Befitting a week when we have some 80s revivalism at the top of the charts, Physical is itself rooted in the dancefloors of the decade of neon. Only a guitar solo away from new wave electropop of the latter half of that decade, the track buzzes onto the charts like a breath of fresh air with an insistent and irresistibly catchy funk bassline and an attitude that just screams smash hit in waiting. The single's only disadvantage has been the continuing success of its predecessor and so as we noted above has to content itself with opening its chart life slightly lower down than might otherwise have been the case. The Number 12 hit of the week it is then, but this surely has to be just the start.
OTHER MOVES OF NOTE
Halsey's You Should Be Sad has taken its time to catch fire but now appears to be doing so, making a flying 24-17 leap to now become her biggest chart hit as the lead artist since long-running smash hit Without Me made Number 3 just over a year ago. She was most recently in the Top 20 in April last year when her contribution to the BTS track Boy With Luv helped it to Number 13.
Also on the climb is Saint Jhn with Roses, which crept onto the bottom rung of the Top 40 last week and which now sits proudly at Number 21. The American performer first released the track in 2016, but this new-found success is all thanks to a brand new remix from Kazakhstani producer DJ Imanbek which essentially discards most of the elements of the original and then pitches up the rest - including the singer's own voice. Saint Jhn isn't the first artist to find himself more celebrated sounding like Alvin and the Chipmunks than he does with his regular voice, but of course the challenge will be to subsequently persuade people to accept the "real" him once the fuss over this hit has died down.
The green shoots of forthcoming springtime hits start to show at the lower end of the Top 40. Joel Corry follows up Top 10 smash Sorry with a new hit Lonely which takes a flying leap with a 61-30 climb. Serving up more of the same Garage-house revivalism which made its predecessor such a smash, Lonely is tailor-made for the Capital A-list. And quite possibly a club near you. Despite rumours to the contrary, the singer on the track isn't Becky Hill but star in waiting Harlee, even if she doesn't get a direct credit this time around.
My favourite arrival of the week is another hit single which has benefitted enormously from viral clips on TikTok. Doja Cat's Say So has in recent weeks become the soundtrack to a well-copied dance meme where countless people take on the challenge of reproducing a dance first conceived by user Hayley Sharpe (on her @yodellinghayley account). Hundreds of memes later the effect has been to propel the track into the charts. I won't lie to you, the disco-funk revival track has been my jam for most of the last fortnight. If a 15-second video clip finally propels the American singer and rapper (Doja Cat the spiritual successor to Nicki Minaj and Cardi B) into the mainstream it will be nothing less than she deserves. Let's hope a proper video is forthcoming soon - and that it includes the dance!
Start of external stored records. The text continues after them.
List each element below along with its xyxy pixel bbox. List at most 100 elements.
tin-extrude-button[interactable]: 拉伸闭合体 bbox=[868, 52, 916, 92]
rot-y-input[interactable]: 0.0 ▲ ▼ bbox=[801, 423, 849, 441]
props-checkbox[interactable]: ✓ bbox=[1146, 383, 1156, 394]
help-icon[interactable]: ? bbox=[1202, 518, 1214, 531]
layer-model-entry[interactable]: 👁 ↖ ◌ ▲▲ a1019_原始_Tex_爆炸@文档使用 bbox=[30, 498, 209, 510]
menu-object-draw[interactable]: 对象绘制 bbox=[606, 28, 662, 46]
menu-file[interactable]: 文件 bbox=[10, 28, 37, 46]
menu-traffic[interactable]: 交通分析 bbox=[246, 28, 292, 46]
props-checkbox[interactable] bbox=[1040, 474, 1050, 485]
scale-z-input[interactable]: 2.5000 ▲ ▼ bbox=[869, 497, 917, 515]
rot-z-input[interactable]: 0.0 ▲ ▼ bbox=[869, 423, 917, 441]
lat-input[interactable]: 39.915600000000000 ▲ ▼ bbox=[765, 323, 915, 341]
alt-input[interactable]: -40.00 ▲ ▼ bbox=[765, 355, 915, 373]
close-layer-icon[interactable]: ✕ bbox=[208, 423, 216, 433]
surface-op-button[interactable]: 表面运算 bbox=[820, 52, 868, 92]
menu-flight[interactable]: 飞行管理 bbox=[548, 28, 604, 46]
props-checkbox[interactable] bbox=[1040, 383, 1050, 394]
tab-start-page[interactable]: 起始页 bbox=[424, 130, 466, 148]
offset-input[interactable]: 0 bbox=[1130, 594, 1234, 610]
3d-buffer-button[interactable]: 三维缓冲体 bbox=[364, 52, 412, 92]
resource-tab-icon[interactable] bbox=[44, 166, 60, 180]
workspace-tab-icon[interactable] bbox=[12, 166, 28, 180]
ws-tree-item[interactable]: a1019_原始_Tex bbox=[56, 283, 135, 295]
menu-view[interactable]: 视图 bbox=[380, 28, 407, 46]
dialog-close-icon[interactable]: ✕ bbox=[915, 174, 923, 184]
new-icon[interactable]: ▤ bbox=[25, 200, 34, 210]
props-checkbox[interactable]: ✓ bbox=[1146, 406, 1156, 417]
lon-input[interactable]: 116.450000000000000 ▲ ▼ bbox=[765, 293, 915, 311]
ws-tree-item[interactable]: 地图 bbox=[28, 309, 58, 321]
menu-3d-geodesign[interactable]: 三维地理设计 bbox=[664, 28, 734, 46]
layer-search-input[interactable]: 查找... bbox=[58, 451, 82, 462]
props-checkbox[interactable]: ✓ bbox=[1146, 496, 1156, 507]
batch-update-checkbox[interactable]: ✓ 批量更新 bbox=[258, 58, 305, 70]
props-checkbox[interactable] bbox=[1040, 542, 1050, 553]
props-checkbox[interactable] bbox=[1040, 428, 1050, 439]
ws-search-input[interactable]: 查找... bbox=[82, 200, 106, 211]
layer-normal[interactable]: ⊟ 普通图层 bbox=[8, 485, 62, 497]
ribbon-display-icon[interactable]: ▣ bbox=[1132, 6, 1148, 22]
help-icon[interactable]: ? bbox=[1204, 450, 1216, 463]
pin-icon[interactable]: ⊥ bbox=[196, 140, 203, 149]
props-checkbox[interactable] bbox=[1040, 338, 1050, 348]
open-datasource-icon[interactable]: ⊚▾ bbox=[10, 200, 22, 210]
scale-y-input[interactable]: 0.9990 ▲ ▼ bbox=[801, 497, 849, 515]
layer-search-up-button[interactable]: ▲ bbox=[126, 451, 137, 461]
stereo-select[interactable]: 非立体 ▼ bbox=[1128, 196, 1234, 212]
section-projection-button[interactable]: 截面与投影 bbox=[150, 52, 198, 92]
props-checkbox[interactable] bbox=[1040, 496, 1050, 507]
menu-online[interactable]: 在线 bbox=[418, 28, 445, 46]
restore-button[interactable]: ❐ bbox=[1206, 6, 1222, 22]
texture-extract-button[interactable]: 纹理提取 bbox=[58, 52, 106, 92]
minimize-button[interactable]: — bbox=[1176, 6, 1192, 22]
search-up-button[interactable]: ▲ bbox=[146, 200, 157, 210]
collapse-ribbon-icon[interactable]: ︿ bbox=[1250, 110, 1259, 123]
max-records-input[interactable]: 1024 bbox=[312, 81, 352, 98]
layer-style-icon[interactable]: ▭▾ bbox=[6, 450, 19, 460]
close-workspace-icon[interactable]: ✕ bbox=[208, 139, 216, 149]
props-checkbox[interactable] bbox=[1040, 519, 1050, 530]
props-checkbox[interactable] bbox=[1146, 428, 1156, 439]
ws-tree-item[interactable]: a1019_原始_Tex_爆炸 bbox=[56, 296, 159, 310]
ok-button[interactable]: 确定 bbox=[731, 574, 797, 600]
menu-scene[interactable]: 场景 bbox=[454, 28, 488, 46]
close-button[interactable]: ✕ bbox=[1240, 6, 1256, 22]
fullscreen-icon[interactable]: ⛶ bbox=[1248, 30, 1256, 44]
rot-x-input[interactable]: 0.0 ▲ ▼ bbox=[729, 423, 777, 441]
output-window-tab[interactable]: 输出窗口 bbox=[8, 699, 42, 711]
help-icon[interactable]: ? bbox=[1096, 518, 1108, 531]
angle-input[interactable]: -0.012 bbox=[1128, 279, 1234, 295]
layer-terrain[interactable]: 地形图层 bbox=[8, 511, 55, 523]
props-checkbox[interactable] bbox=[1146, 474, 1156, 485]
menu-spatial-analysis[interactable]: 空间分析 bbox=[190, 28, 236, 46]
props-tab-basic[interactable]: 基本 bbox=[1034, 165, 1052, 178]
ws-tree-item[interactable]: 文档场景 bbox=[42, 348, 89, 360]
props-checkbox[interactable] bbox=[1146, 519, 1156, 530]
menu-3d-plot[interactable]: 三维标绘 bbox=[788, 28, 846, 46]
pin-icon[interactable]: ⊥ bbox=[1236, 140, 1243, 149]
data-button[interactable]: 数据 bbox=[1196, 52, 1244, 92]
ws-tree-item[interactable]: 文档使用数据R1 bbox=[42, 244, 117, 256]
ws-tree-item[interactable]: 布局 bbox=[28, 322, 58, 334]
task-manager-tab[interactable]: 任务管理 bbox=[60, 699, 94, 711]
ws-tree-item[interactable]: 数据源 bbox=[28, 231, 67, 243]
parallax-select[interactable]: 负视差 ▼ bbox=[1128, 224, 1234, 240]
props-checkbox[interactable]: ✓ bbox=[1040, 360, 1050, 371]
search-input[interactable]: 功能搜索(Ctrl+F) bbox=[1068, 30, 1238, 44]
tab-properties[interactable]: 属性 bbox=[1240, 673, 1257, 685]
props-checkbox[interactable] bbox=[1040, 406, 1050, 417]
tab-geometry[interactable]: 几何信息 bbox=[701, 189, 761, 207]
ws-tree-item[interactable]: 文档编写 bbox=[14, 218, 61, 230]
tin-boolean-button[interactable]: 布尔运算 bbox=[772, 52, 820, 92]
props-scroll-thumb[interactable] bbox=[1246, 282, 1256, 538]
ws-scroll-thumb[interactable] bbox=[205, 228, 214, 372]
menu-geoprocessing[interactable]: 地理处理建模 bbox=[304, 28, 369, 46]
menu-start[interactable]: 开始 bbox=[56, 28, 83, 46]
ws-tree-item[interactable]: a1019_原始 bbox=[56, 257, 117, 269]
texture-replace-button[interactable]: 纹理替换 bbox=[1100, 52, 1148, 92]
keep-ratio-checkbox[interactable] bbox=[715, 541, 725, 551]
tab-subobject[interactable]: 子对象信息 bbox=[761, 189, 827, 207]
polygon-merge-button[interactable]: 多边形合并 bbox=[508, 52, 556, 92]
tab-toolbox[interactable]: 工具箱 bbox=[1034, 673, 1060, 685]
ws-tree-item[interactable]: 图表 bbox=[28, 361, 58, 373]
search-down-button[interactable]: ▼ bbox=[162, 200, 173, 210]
Speaking of Becky Hill as we did just now, 2020 is we are told the year when she is absolutely for certain finally going to establish herself as a proper chart star. Well, fingers crossed. This week after enjoying chart success as the guest star on a number of club hits she finally for the first time ever lands a Top 40 single as the lead artist on her own track. After languishing in the lower reaches for a fortnight Better Off Without You climbs to Number 36, five months after its predecessor I Could Get Used To This stalled at Number 45. It has been a long time since she made her chart debut as the singer on Oliver Heldens' 2014 Number One single Gecko (Overdrive). Longer still since she first came to prominence while still a teenager as a runner-up on the first series of The Voice UK back in 2012. But this is to be her year. You read it here first.